ATTRIBUTED TO MARTIN (D. CIRCA 1900) AND HENRY (D. 1887) SCHRENKEISEN (W. 1859-1903), NEW YORK CITY, CIRCA 1873

細節
A SUITE OF RENAISSANCE REVIVAL CARVED WALNUT SEATING FURNITURE
Attributed to Martin (d. circa 1900) and Henry (d. 1887) Schrenkeisen (w. 1859-1903), New York City, circa 1873
Comprising a sofa, two armchairs and four side chairs: the sofa with a pierced, scrolled and parcel-gilt crest centering an applied female bust with crown above a bowed rail flanked by carved urns with swags over a tufted upholstered back and continuing to outscrolling arms fronted by shaped supports with carved female busts above a shaped over-upholstered seat over a conforming gilt-incised frame, on turned tapering legs fitted with castors; the armchairs of similar form with bowed seats; the side chairs also with bowed seats
46in. high, 78in. wide, 29in. deep, the sofa (7)
來源
William Wait Snow (1828-1910), Ramapo, New York
Thence by descent in the family

拍品專文

Illustrating a seemingly identical suite of furniture as a supplement to their 1873 catalogue, the firm of M. and H. Schrenkeisen undoubtedly produced the sofa and chairs offered here. Entitled the "Grand Duchess" suite, the chairs are described as made of walnut and comprising "1 Sofa, 2 Arm Chairs" and "4 Small Ch.," indicating that the group offered here was sold as a discreet set. As Anna Tobin D'Ambrosio has recently demonstrated, the firm produced many variations of the Grand Duchess suite and the version illustrated here is described in one of their price lists with "face on front legs." D'Ambrosio also argues that similar examples in the collections of the Dallas Museum of Art, the Newark Museum and the Metropolitan Museum of Art were made by M. and H. Schrenkeisen and retailed, rather than made by, John Jeliff and Company of Newark, New Jersey (D'Ambrosio, "High style, mass-produced American furniture," Antiques (May 1999), pp. 730-733; Venable, American Furniture in the Bybee Collection (Austin, Texas, 1989), cat. 73, pp. 158-159).

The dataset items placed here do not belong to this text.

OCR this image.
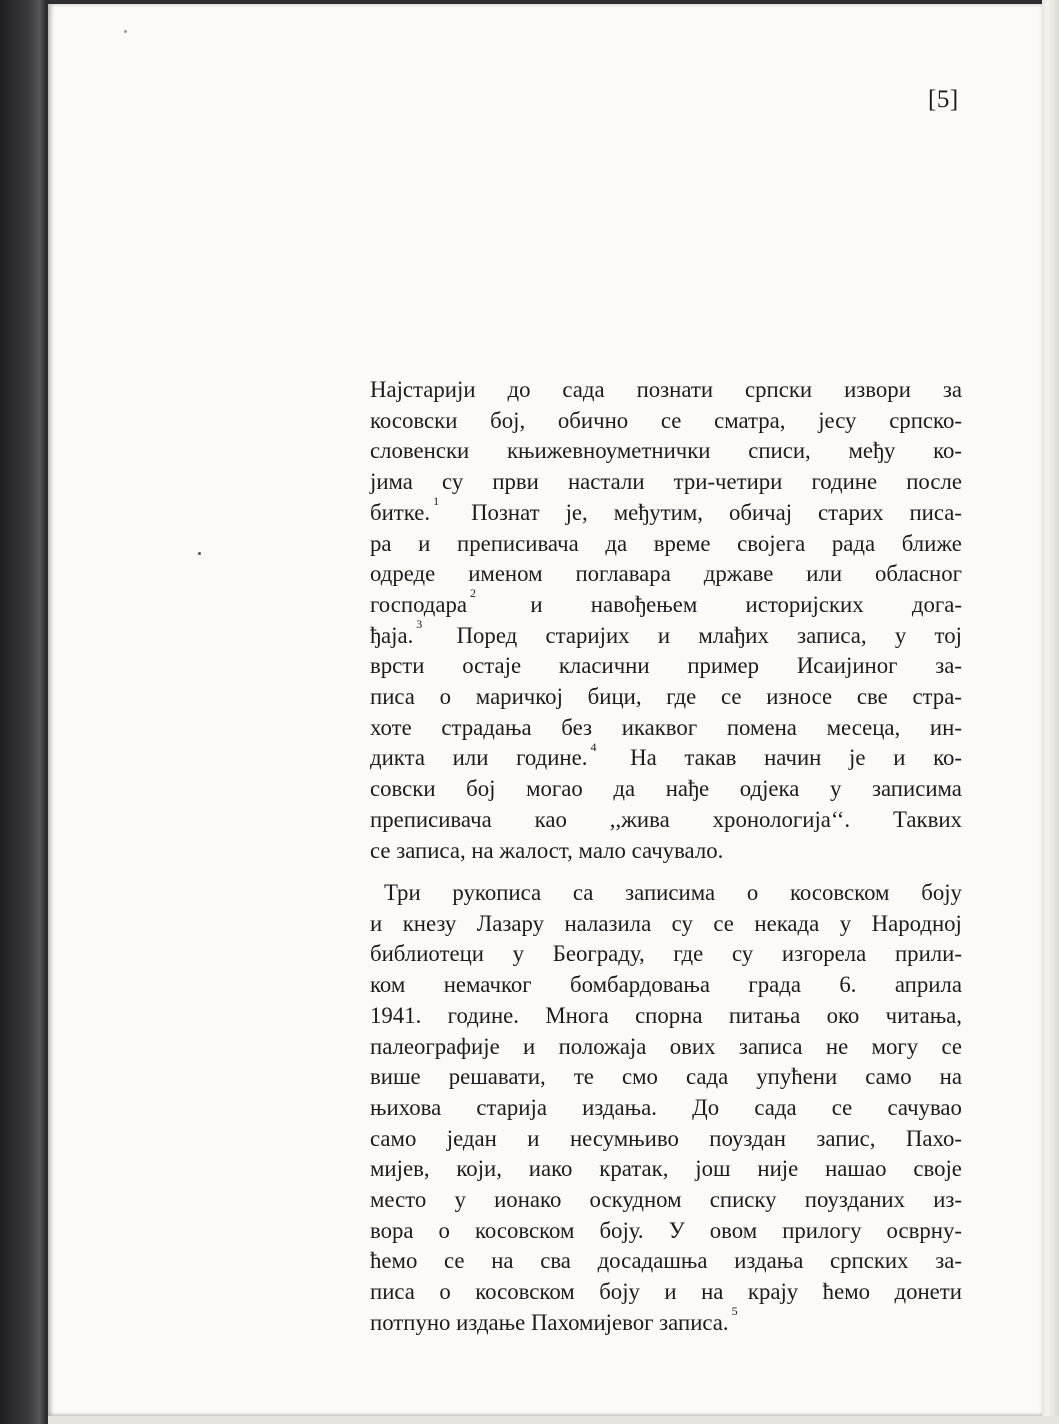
[5]
Најстарији до сада познати српски извори за
косовски бој, обично се сматра, јесу српско-
словенски књижевноуметнички списи, међу ко-
јима су први настали три-четири године после
битке. $^1$ Познат је, међутим, обичај старих писа-
ра и преписивача да време својега рада ближе
одреде именом поглавара државе или обласног
господара $^2$ и навођењем историјских дога-
ђаја. $^3$ Поред старијих и млађих записа, у тој
врсти остаје класични пример Исаијиног за-
писа о маричкој бици, где се износе све стра-
хоте страдања без икаквог помена месеца, ин-
дикта или године. $^4$ На такав начин је и ко-
совски бој могао да нађе одјека у записима
преписивача као ,,жива хронологија‘‘. Таквих
се записа, на жалост, мало сачувало.
Три рукописа са записима о косовском боју
и кнезу Лазару налазила су се некада у Народној
библиотеци у Београду, где су изгорела прили-
ком немачког бомбардовања града 6. априла
1941. године. Многа спорна питања око читања,
палеографије и положаја ових записа не могу се
више решавати, те смо сада упућени само на
њихова старија издања. До сада се сачувао
само један и несумњиво поуздан запис, Пахо-
мијев, који, иако кратак, још није нашао своје
место у ионако оскудном списку поузданих из-
вора о косовском боју. У овом прилогу осврну-
ћемо се на сва досадашња издања српских за-
писа о косовском боју и на крају ћемо донети
потпуно издање Пахомијевог записа. $^5$
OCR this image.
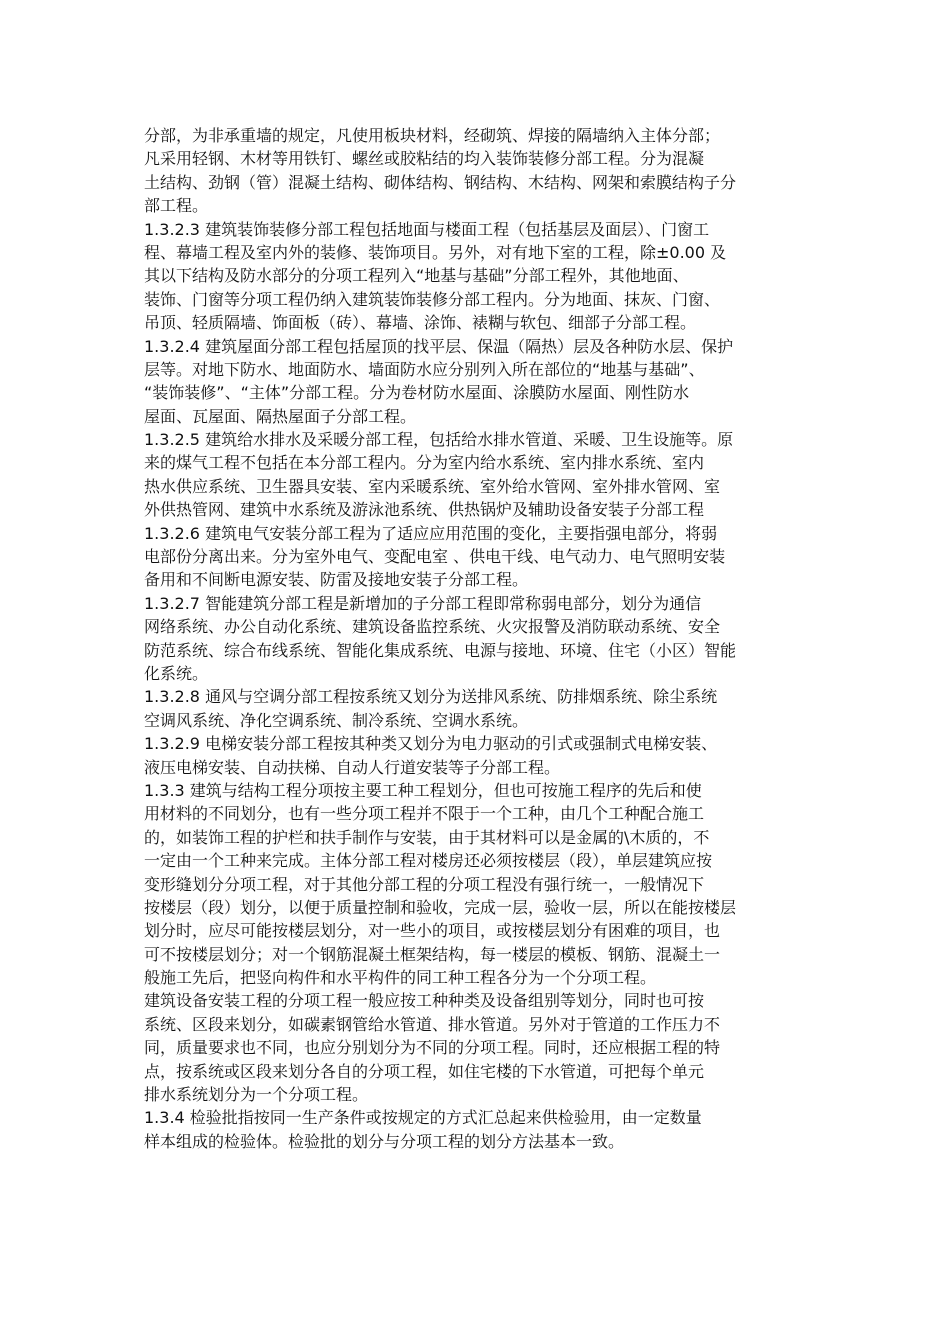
分部，为非承重墙的规定，凡使用板块材料，经砌筑、焊接的隔墙纳入主体分部；
凡采用轻钢、木材等用铁钉、螺丝或胶粘结的均入装饰装修分部工程。分为混凝
土结构、劲钢（管）混凝土结构、砌体结构、钢结构、木结构、网架和索膜结构子分
部工程。
1.3.2.3 建筑装饰装修分部工程包括地面与楼面工程（包括基层及面层）、门窗工
程、幕墙工程及室内外的装修、装饰项目。另外，对有地下室的工程，除±0.00 及
其以下结构及防水部分的分项工程列入“地基与基础”分部工程外，其他地面、
装饰、门窗等分项工程仍纳入建筑装饰装修分部工程内。分为地面、抹灰、门窗、
吊顶、轻质隔墙、饰面板（砖）、幕墙、涂饰、裱糊与软包、细部子分部工程。
1.3.2.4 建筑屋面分部工程包括屋顶的找平层、保温（隔热）层及各种防水层、保护
层等。对地下防水、地面防水、墙面防水应分别列入所在部位的“地基与基础”、
“装饰装修”、“主体”分部工程。分为卷材防水屋面、涂膜防水屋面、刚性防水
屋面、瓦屋面、隔热屋面子分部工程。
1.3.2.5 建筑给水排水及采暖分部工程，包括给水排水管道、采暖、卫生设施等。原
来的煤气工程不包括在本分部工程内。分为室内给水系统、室内排水系统、室内
热水供应系统、卫生器具安装、室内采暖系统、室外给水管网、室外排水管网、室
外供热管网、建筑中水系统及游泳池系统、供热锅炉及辅助设备安装子分部工程
1.3.2.6 建筑电气安装分部工程为了适应应用范围的变化，主要指强电部分，将弱
电部份分离出来。分为室外电气、变配电室 、供电干线、电气动力、电气照明安装
备用和不间断电源安装、防雷及接地安装子分部工程。
1.3.2.7 智能建筑分部工程是新增加的子分部工程即常称弱电部分，划分为通信
网络系统、办公自动化系统、建筑设备监控系统、火灾报警及消防联动系统、安全
防范系统、综合布线系统、智能化集成系统、电源与接地、环境、住宅（小区）智能
化系统。
1.3.2.8 通风与空调分部工程按系统又划分为送排风系统、防排烟系统、除尘系统
空调风系统、净化空调系统、制冷系统、空调水系统。
1.3.2.9 电梯安装分部工程按其种类又划分为电力驱动的引式或强制式电梯安装、
液压电梯安装、自动扶梯、自动人行道安装等子分部工程。
1.3.3 建筑与结构工程分项按主要工种工程划分，但也可按施工程序的先后和使
用材料的不同划分，也有一些分项工程并不限于一个工种，由几个工种配合施工
的，如装饰工程的护栏和扶手制作与安装，由于其材料可以是金属的\木质的，不
一定由一个工种来完成。主体分部工程对楼房还必须按楼层（段），单层建筑应按
变形缝划分分项工程，对于其他分部工程的分项工程没有强行统一，一般情况下
按楼层（段）划分，以便于质量控制和验收，完成一层，验收一层，所以在能按楼层
划分时，应尽可能按楼层划分，对一些小的项目，或按楼层划分有困难的项目，也
可不按楼层划分；对一个钢筋混凝土框架结构，每一楼层的模板、钢筋、混凝土一
般施工先后，把竖向构件和水平构件的同工种工程各分为一个分项工程。
建筑设备安装工程的分项工程一般应按工种种类及设备组别等划分，同时也可按
系统、区段来划分，如碳素钢管给水管道、排水管道。另外对于管道的工作压力不
同，质量要求也不同，也应分别划分为不同的分项工程。同时，还应根据工程的特
点，按系统或区段来划分各自的分项工程，如住宅楼的下水管道，可把每个单元
排水系统划分为一个分项工程。
1.3.4 检验批指按同一生产条件或按规定的方式汇总起来供检验用，由一定数量
样本组成的检验体。检验批的划分与分项工程的划分方法基本一致。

According to family tradition, the suite was commissioned for William Wait Snow (1828-1910) by his good friend and business associate, George Pullman, president of the Pullman Car Company, and furnished the music room of Snow's mansion in Ramapo, New York. Snow was born in Massachusetts and, after learning the foundry business in Rhode Island, New Jersey, New York and Indiana, finally settled in Ramapo where he was President of Ramapo Iron Works and the chairman of the board for the American Brake Shoe and Foundry Company. In 1876, his company supplied the brake shoes for the Pullman Car Company and Pennsylvania Railroad Company and interestingly, the interiors of the Pullman sleeper cars were furnished in the same blue velvet upholstery seen on the side chairs of the suite offered here (Snow, The Snow-Estes Ancestry (Hillburn, New York, 1939).